Era tal la felicidad y el gozo que les causó a los apóstoles esa visión, que sin pensar en lo que decía, San Pedro le pidió a Nuestro Señor que, como estaban tan felices, él quería hacer tres tiendas, una para Jesús, otra para Moisés y otra para Elías, y quedarse a vivir allí.
Ahora bien, si Nuestro Señor mostró apenas un poquito de su gloria y los apóstoles quedaron tan encantados que hubieran preferido quedarse a vivir allí para siempre, ¿qué será cuando veamos totalmente la gloria de Nuestro Señor Jesucristo? La contemplación de Nuestro Señor en el Cielo será para nosotros causa de una felicidad inmensa…
Pero no sólo a Nuestro Señor, sino que también vamos a ver a su querida Madre: la Santísima Virgen María.
Un santo monje, que amaba tanto a la Virgen María, rezaba todos los días para poder verla cara a cara. Y rezó, y rezó, con fervorosa insistencia. Un día le pidió lo siguiente: que pudiera verla al menos una vez, y que, a cambio, prefería quedarse ciego “¿para qué ver las bellezas del mundo si ya he visto a María?”.

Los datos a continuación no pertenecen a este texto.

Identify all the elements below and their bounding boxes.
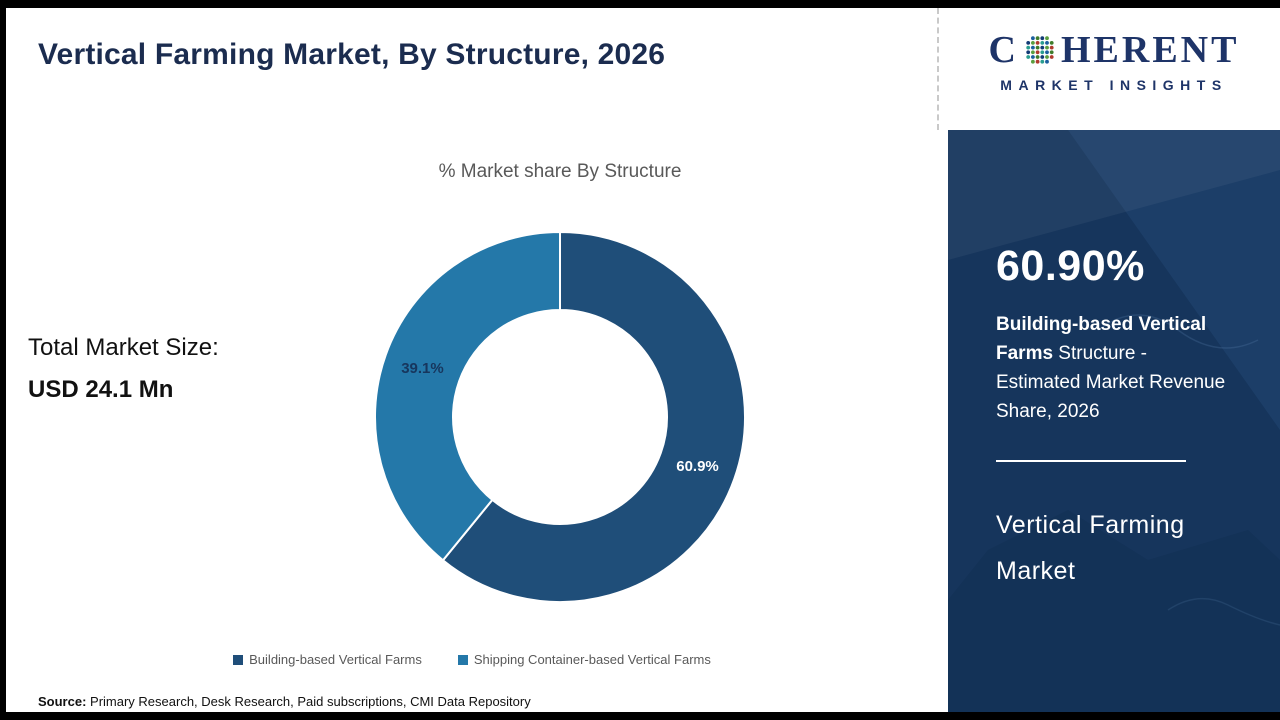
total-market-size-value: USD 24.1 Mn — [28, 376, 174, 403]
separator-line — [996, 460, 1186, 462]
legend-item-container: Shipping Container-based Vertical Farms — [457, 652, 711, 667]
donut-slice-1 — [374, 230, 561, 562]
page-title: Vertical Farming Market, By Structure, 2… — [38, 38, 666, 71]
donut-chart: 60.9% 39.1% — [374, 230, 746, 603]
legend-item-building: Building-based Vertical Farms — [233, 652, 422, 667]
source-label: Source: — [38, 694, 87, 709]
source-note: Source: Primary Research, Desk Research,… — [38, 694, 531, 709]
share-value: 60.90% — [996, 242, 1145, 290]
chart-title: % Market share By Structure — [438, 161, 682, 182]
coherent-globe-icon — [1026, 36, 1054, 64]
highlight-panel: 60.90% Building-based Vertical Farms Str… — [948, 130, 1280, 712]
slice-label-1: 39.1% — [401, 360, 444, 377]
chart-main-area: Vertical Farming Market, By Structure, 2… — [6, 8, 938, 712]
share-description-rest: Structure - Estimated Market Revenue Sha… — [996, 343, 1226, 422]
map-texture-decoration — [948, 130, 1280, 712]
brand-wordmark: C HERENT — [948, 28, 1280, 72]
total-market-size: Total Market Size: USD 24.1 Mn — [28, 334, 219, 404]
legend-swatch-container — [457, 654, 468, 665]
legend-label-building: Building-based Vertical Farms — [249, 652, 422, 667]
market-name-line2: Market — [996, 557, 1076, 585]
market-name: Vertical Farming Market — [996, 502, 1185, 594]
share-description: Building-based Vertical Farms Structure … — [996, 310, 1231, 426]
brand-tagline: MARKET INSIGHTS — [1000, 77, 1228, 93]
chart-legend: Building-based Vertical Farms Shipping C… — [6, 652, 938, 667]
divider-line — [937, 8, 939, 130]
brand-logo: C HERENT MARKET INSIGHTS — [948, 8, 1280, 130]
legend-swatch-building — [233, 654, 244, 665]
slice-label-0: 60.9% — [676, 458, 719, 475]
total-market-size-label: Total Market Size: — [28, 334, 219, 361]
source-text: Primary Research, Desk Research, Paid su… — [86, 694, 531, 709]
donut-slice-0 — [441, 230, 746, 603]
legend-label-container: Shipping Container-based Vertical Farms — [473, 652, 711, 667]
panel-gap — [938, 8, 948, 712]
share-description-bold: Building-based Vertical Farms — [996, 314, 1207, 364]
brand-prefix: C — [988, 29, 1019, 71]
brand-suffix: HERENT — [1060, 29, 1240, 71]
market-name-line1: Vertical Farming — [996, 511, 1185, 539]
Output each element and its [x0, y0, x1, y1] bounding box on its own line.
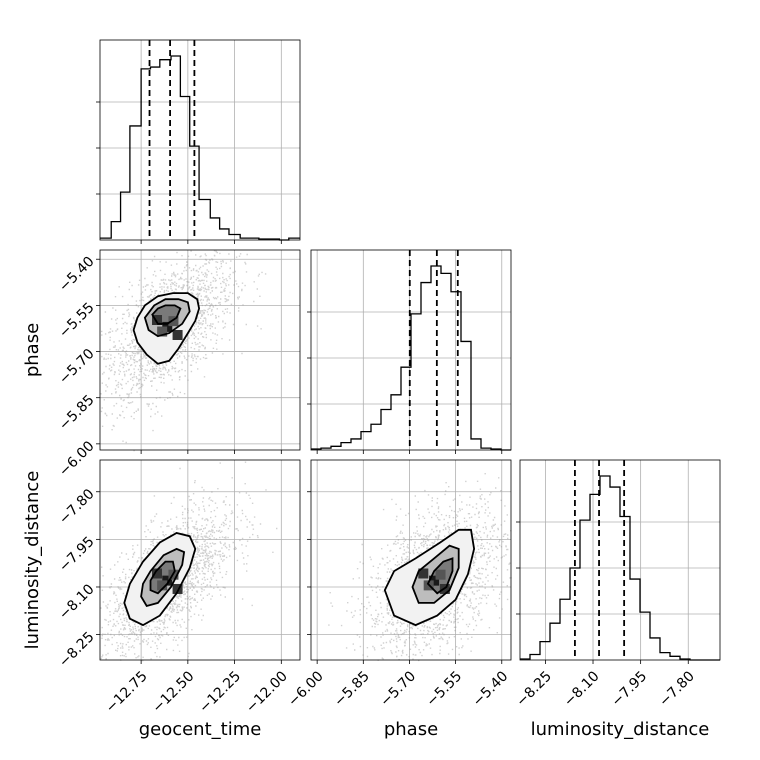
contour-line: [149, 560, 176, 595]
axes-frame: [310, 249, 512, 451]
scatter-panel-phase-luminosity_distance: [307, 459, 512, 664]
x-axis-label-phase: phase: [384, 719, 438, 740]
density-block: [172, 330, 183, 340]
contour-line: [426, 557, 454, 595]
x-axis-label-geocent-time: geocent_time: [139, 719, 262, 740]
contour-line: [151, 304, 182, 325]
density-block: [157, 580, 168, 591]
density-block: [168, 316, 179, 327]
hist-panel-phase: [307, 249, 512, 454]
density-block: [162, 575, 173, 586]
y-axis-label-phase: phase: [22, 323, 43, 377]
density-block: [152, 568, 163, 579]
hist-panel-geocent_time: [96, 39, 301, 244]
contour-line: [140, 547, 186, 608]
contour-line: [123, 532, 197, 627]
density-block: [162, 321, 173, 332]
histogram-step-line: [520, 475, 720, 661]
hist-panel-luminosity_distance: [516, 459, 721, 664]
contour-line: [383, 528, 476, 627]
density-block: [172, 583, 183, 594]
contour-line: [143, 298, 191, 338]
density-block: [418, 568, 429, 579]
axes-frame: [99, 39, 301, 241]
density-block: [152, 315, 163, 325]
density-block: [429, 575, 440, 586]
histogram-step-line: [100, 55, 300, 241]
axes-frame: [519, 459, 721, 661]
contour-line: [411, 544, 460, 604]
axes-frame: [99, 459, 301, 661]
density-block: [435, 569, 446, 580]
scatter-panel-geocent_time-luminosity_distance: [96, 459, 301, 664]
axes-frame: [310, 459, 512, 661]
axes-frame: [99, 249, 301, 451]
histogram-step-line: [311, 265, 511, 451]
scatter-points: [100, 250, 267, 452]
density-block: [157, 326, 168, 337]
scatter-panel-geocent_time-phase: [96, 249, 301, 454]
x-axis-label-luminosity-distance: luminosity_distance: [531, 719, 710, 740]
y-axis-label-luminosity-distance: luminosity_distance: [22, 471, 43, 650]
contour-line: [132, 292, 201, 365]
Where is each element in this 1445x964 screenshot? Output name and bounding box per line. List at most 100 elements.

Y se le apareció un ángel y le dijo: “prepárate, tu oración ha sido escuchada”. El corazón del monje estaba radiante de alegría. Enseguida ve una luz cada vez más intensa, y que de esa luz aparece una Señora de arrebatadora belleza divina: era la Virgen. Pero el necio monje la miró sólo con un ojo, ya que se cubrió el otro por miedo a perder la vista…Y la visión desapareció al instante.
Mucho lloró el monje arrepentido, porque la vio con un solo ojo. Quería volver a ver su belleza, y prefería verla con ambos ojos aunque sea un momento, y después morir. Y como la Virgen es muy buena, se le apareció nuevamente, y el monje la miró lleno de un éxtasis de amor. Pero para su sorpresa no quedó ciego, sino que incluso recuperó la vista de su otro ojo. Pero, desde aquel día, el santo monje no pudo vivir más en este mundo. Todo le parecía ruin y despreciable. Nada en este mundo podía compararse a la belleza de la Virgen…Y al poco tiempo, murió el monje exclamando: ¡María! ¡María!
Nosotros si nos portamos bien, si cumplimos con los mandamientos por amor a Dios y evitamos el pecado, algún día podremos ir al Cielo y ver con nuestros propios ojos la gloria y belleza de Nuestro Señor y la Virgen María…para siempre.